HR’s Growing Role in Data Privacy & Protection
Insights and Advice from an Empyrean Expert
The role of our HR and benefits leaders continues to evolve and expand, and now our human resources teams are at the forefront of the battle to ensure both company and employee data remains protected and secure in our increasingly digitized world.
Gone are the days when only certain subgroups of an employee population relied on technology to perform their jobs. Today, nearly every American worker touches technology in some form on a daily basis, putting an increasing burden on HR teams to manage and train our evolving workforce on the best practices for ensuring data protection and security.
HR professionals are tasked with ensuring that employees follow IT and security policies and protocols to protect not only the company they work for and the customers they serve, but also themselves. Following the trend of supporting total employee health and wellness, more and more employers are offering identity theft protection as a voluntary benefit. However, an analysis of Empyrean’s enrollment data shows that only 13.8% of those employees offered the benefit enroll.
While we may tend to focus on highly-publicized and wide-spread security and data breaches impacting huge numbers of consumers, a study conducted by the Ponemon Institute found that just eight percent of all data breaches are caused by external cyber-attacks. Instead, the overwhelming majority of data breaches are caused by human error.
While experts recognize that it is a huge undertaking, they caution that HR professionals need to partner with IT to concentrate efforts on building a workplace culture where all employees are playing an active role in keeping data safe and secure, including instilling a sense of accountability across teams to ensure that data security needs are a priority.
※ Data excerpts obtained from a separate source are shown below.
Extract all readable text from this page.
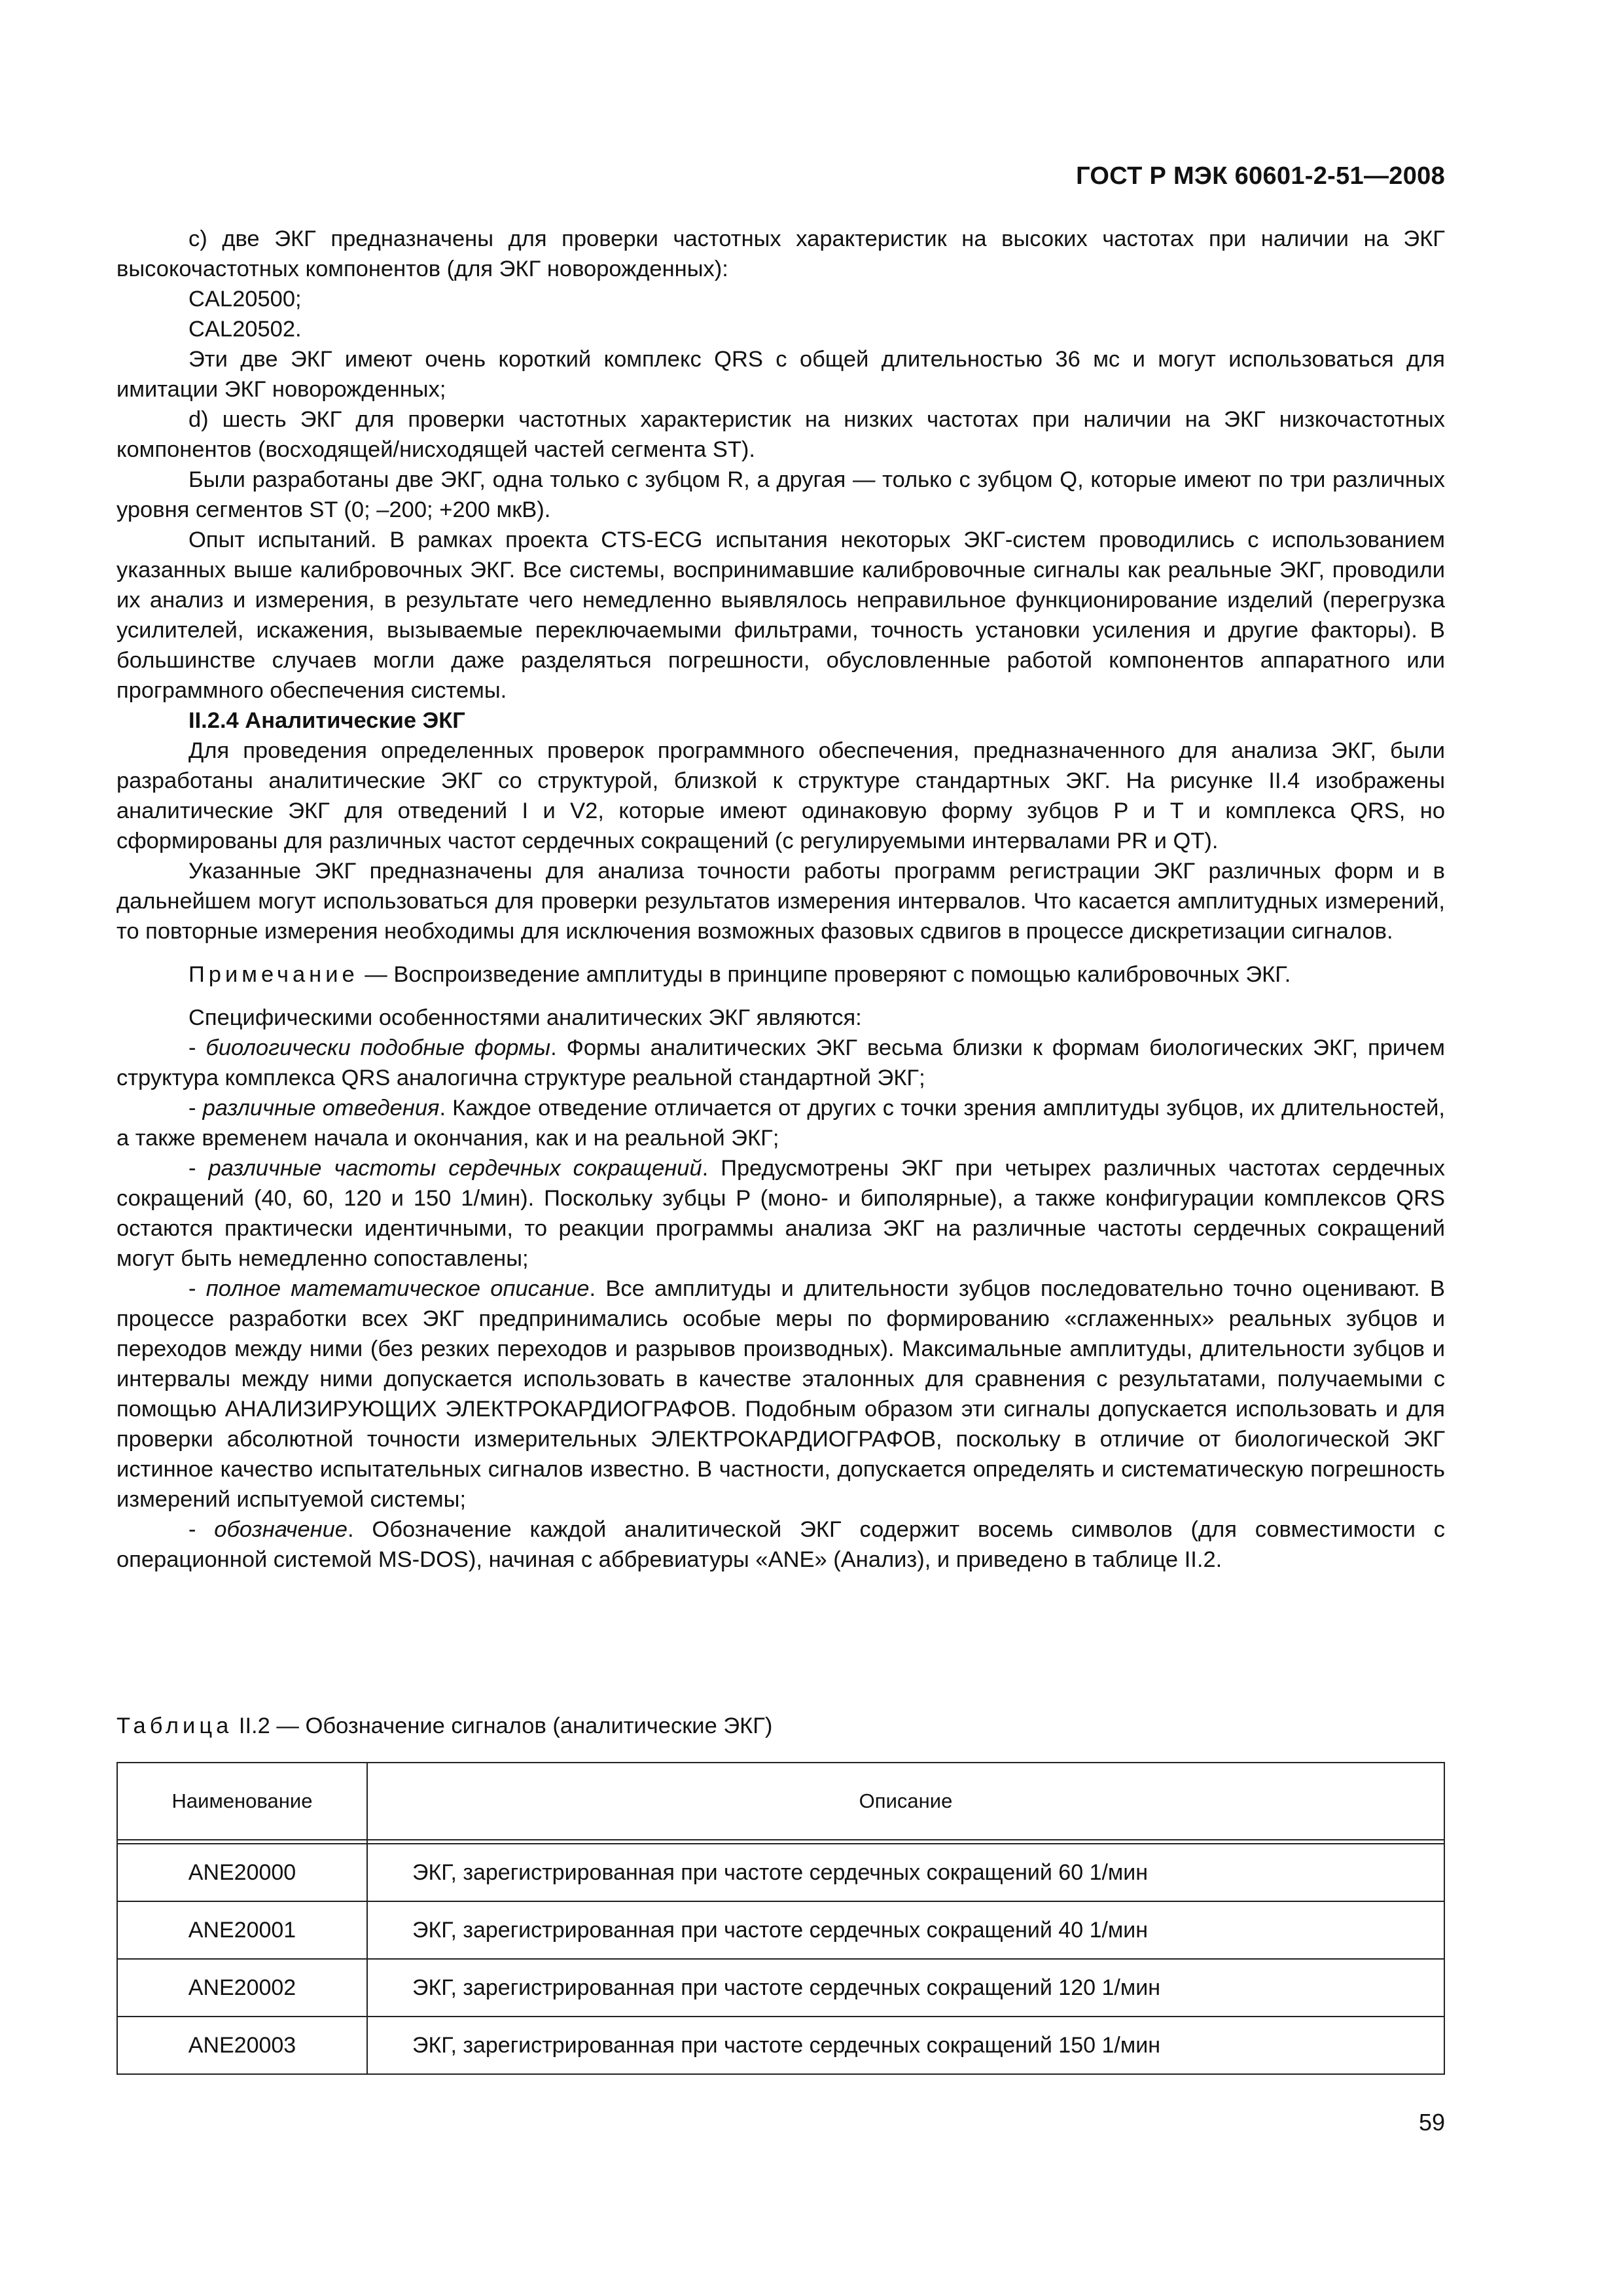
ГОСТ Р МЭК 60601-2-51—2008

c) две ЭКГ предназначены для проверки частотных характеристик на высоких частотах при наличии на ЭКГ высокочастотных компонентов (для ЭКГ новорожденных):

CAL20500;

CAL20502.

Эти две ЭКГ имеют очень короткий комплекс QRS с общей длительностью 36 мс и могут использоваться для имитации ЭКГ новорожденных;

d) шесть ЭКГ для проверки частотных характеристик на низких частотах при наличии на ЭКГ низкочастотных компонентов (восходящей/нисходящей частей сегмента ST).

Были разработаны две ЭКГ, одна только с зубцом R, а другая — только с зубцом Q, которые имеют по три различных уровня сегментов ST (0; –200; +200 мкВ).

Опыт испытаний. В рамках проекта CTS-ECG испытания некоторых ЭКГ-систем проводились с использованием указанных выше калибровочных ЭКГ. Все системы, воспринимавшие калибровочные сигналы как реальные ЭКГ, проводили их анализ и измерения, в результате чего немедленно выявлялось неправильное функционирование изделий (перегрузка усилителей, искажения, вызываемые переключаемыми фильтрами, точность установки усиления и другие факторы). В большинстве случаев могли даже разделяться погрешности, обусловленные работой компонентов аппаратного или программного обеспечения системы.

II.2.4 Аналитические ЭКГ

Для проведения определенных проверок программного обеспечения, предназначенного для анализа ЭКГ, были разработаны аналитические ЭКГ со структурой, близкой к структуре стандартных ЭКГ. На рисунке II.4 изображены аналитические ЭКГ для отведений I и V2, которые имеют одинаковую форму зубцов P и T и комплекса QRS, но сформированы для различных частот сердечных сокращений (с регулируемыми интервалами PR и QT).

Указанные ЭКГ предназначены для анализа точности работы программ регистрации ЭКГ различных форм и в дальнейшем могут использоваться для проверки результатов измерения интервалов. Что касается амплитудных измерений, то повторные измерения необходимы для исключения возможных фазовых сдвигов в процессе дискретизации сигналов.

Примечание — Воспроизведение амплитуды в принципе проверяют с помощью калибровочных ЭКГ.

Специфическими особенностями аналитических ЭКГ являются:

- биологически подобные формы. Формы аналитических ЭКГ весьма близки к формам биологических ЭКГ, причем структура комплекса QRS аналогична структуре реальной стандартной ЭКГ;

- различные отведения. Каждое отведение отличается от других с точки зрения амплитуды зубцов, их длительностей, а также временем начала и окончания, как и на реальной ЭКГ;

- различные частоты сердечных сокращений. Предусмотрены ЭКГ при четырех различных частотах сердечных сокращений (40, 60, 120 и 150 1/мин). Поскольку зубцы P (моно- и биполярные), а также конфигурации комплексов QRS остаются практически идентичными, то реакции программы анализа ЭКГ на различные частоты сердечных сокращений могут быть немедленно сопоставлены;

- полное математическое описание. Все амплитуды и длительности зубцов последовательно точно оценивают. В процессе разработки всех ЭКГ предпринимались особые меры по формированию «сглаженных» реальных зубцов и переходов между ними (без резких переходов и разрывов производных). Максимальные амплитуды, длительности зубцов и интервалы между ними допускается использовать в качестве эталонных для сравнения с результатами, получаемыми с помощью АНАЛИЗИРУЮЩИХ ЭЛЕКТРОКАРДИОГРАФОВ. Подобным образом эти сигналы допускается использовать и для проверки абсолютной точности измерительных ЭЛЕКТРОКАРДИОГРАФОВ, поскольку в отличие от биологической ЭКГ истинное качество испытательных сигналов известно. В частности, допускается определять и систематическую погрешность измерений испытуемой системы;

- обозначение. Обозначение каждой аналитической ЭКГ содержит восемь символов (для совместимости с операционной системой MS-DOS), начиная с аббревиатуры «ANE» (Анализ), и приведено в таблице II.2.

Таблица II.2 — Обозначение сигналов (аналитические ЭКГ)
Наименование	Описание

ANE20000	ЭКГ, зарегистрированная при частоте сердечных сокращений 60 1/мин
ANE20001	ЭКГ, зарегистрированная при частоте сердечных сокращений 40 1/мин
ANE20002	ЭКГ, зарегистрированная при частоте сердечных сокращений 120 1/мин
ANE20003	ЭКГ, зарегистрированная при частоте сердечных сокращений 150 1/мин
59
In recognition of Data Privacy Day, we sat down with our Senior Security Analyst, Joel Tristani, to discuss the importance of data privacy and protection, including how we protect our own client data here at Empyrean.
Let’s start with the basics. Why is data privacy so crucial, and what should employees and organizations know about it?
Organizations are entrusted with handling personal data, and must take all necessary precautions to ensure it remains protected while in their care, including while it is being stored, processed, or is in transit to another authorized party.
There are many reasons why an employee might want to keep data about their identity, health, finances, or other matters private, and it is every person’s right to decide who has access to their personal data, and how it should and should not be used.
How can employers help employees safeguard data privacy?
There are a myriad of ways that employers can support safe and effective cyber hygiene. At Empyrean, we provide security awareness training to all of our employees, which includes important tips and tricks on how to look out for various red flags when using email, browsing websites, and operating computers and other devices.
We encourage all employers to ensure your employees are equipped with the proper tools, resources, and guides to help them handle their own data, and their clients’ data, in the safest, most secure way possible.
How does Empyrean protect our own client data?
At Empyrean, the protection of client data is a top priority.
Client data is always encrypted while at rest within our systems and during transfer in from a client or out to an authorized partner. In addition, before it’s transferred through an encrypted pathway, data is further encrypted at the file level to ensure that only the owner of that data can decrypt and access it, even after it reaches its final destination.
Access to client data while in our care is limited to only the client team members that require access in order to service the account. Beyond secure data handling practices, we maintain a robust security control environment and multi-layered defense strategy to ensure the confidentiality, integrity, and availability of our own and our clients’ information assets.
What’s your best advice for everyday data privacy protection?
A quick tip for everyday data privacy protection is to enable multi-factor or two-factor authentication for bank, insurance, and other websites that store your personal data.
And please – I cannot stress this enough – do not re-use passwords! If one of your accounts is compromised, all of your accounts with the same email and password combination will also be at risk. Multi/two-factor authentication mitigates this to some extent, but your best bet is to create different, strong passwords that will help protect you against cyber threats. Establish your own multi-layered defense, and don’t be afraid to ask questions.
Whether you’re an employee trying to protect your own personal data, or an organization safeguarding client information, everyone has a responsibility to ensure sensitive data is sent, stored, used, and viewed safely and appropriately.
About Joel Tristani, Senior Security Analyst at Empyrean
Joel joined the Empyrean team in 2021, and plays a pivotal role as a member of the organization’s IT and security teams. His decades-long IT career includes time spent at corporations like Widespread Technologies and BCI, as well as time spent at municipalities and within the private consulting space.
Joel earned a B.S. from Hodges University, as well as a M.S. in Cybersecurity from DePaul University. He resides in Tucson, Arizona.